Pay no attention to the man behind the curtain. What does he know about WordPress or WordPress Growth?
Turns out quite a lot. I’ve mentioned Tom McFarlin here once before, and the more I watch him the more I think Tom might be one of the smartest guys playing the WordPress game. This morning, Tom wrote something that smacked me right between the eyes.
I wrote a long comment at Tom’s blog, and as I was doing that I realized I needed to post it here, too, because despite our attempts to talk about The WordPress Helpers Mission and my long rants about the not-exactly-friendly way our appearance has been greeted by elements of the established “WordPress Community“, I expect that something may not be apparent:
The Goal is WordPress Growth
React cynically if you choose, but there’s no need; I’m happy to say right out loud that WordPress Growth—a bigger WordPress—equals more success for The WordPress Helpers. It also means more success for the folks who have thus far made up “The Community”. And as Tom McFarlin and I agree, it will require changes to the way people see and do things.
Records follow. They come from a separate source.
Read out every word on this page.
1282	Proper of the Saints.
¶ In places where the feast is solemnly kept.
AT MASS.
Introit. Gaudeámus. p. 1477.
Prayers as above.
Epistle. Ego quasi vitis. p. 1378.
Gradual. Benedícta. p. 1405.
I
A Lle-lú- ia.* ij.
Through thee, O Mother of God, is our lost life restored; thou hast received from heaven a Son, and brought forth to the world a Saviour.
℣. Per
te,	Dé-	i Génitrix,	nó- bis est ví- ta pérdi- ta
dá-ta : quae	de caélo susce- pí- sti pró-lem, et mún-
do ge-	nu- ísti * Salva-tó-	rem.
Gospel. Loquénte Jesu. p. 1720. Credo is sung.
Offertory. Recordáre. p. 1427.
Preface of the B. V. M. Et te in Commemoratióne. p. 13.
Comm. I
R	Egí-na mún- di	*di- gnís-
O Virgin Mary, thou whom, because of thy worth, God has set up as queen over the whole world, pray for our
The reason we started The WordPress Helpers has everything to do with this. The WordPress Community has become—as happens—moribund. THAT, of course, is a problem. ALWAYS. It isn’t about large or small or who’s involved; sharks that stop swimming die.
From a market-share perspective WordPress has become huge. And forget about Matt Mullenweg’s goal of WordPress Growth to fifty percent of all web sites; that’s going to take time and the goals will shift and re-shift again. Fact is, running 23% of all web sites after eleven years, when you started as a blogging platform, and with MANY options available is … amazing.
But WordPress has grown by following a particular path, and that path and model are showing their age. The chart here stops at 2012. By the end of 2014 that 19,000 number you see (it represents plug-ins in the official WordPress Repository, by the way) was up to 35,000. Sustaining the historical WordPress growth rate for much longer will soon be impossible even if more people—the people who are attracted to Wix, Squarespace, et. al.—can dive into WordPress and get similar results.
And it really is about people. People need help. “How to setup your WordPress Site in 147 easy lessons” won’t do it, not only because that’s too much. but because at the end a very large percentage of folks who simply followed along will have exactly the same site, and then will either have been better off with Wix, after all, or realize they have a problem to address.
So WordPress Growth is a matter of keeping dialogue going. Addressing tasks as they come up. Doing it in and with the native tongue (which isn’t PHP, or CSS).
You know; staying flexible—the opposite of moribund.
WordPress Growth is looking like a big job. The kind of job that takes a village. And if we wait to make it about competition, there won’t be a village left to nurture. Because the competition will have already left WordPress behind.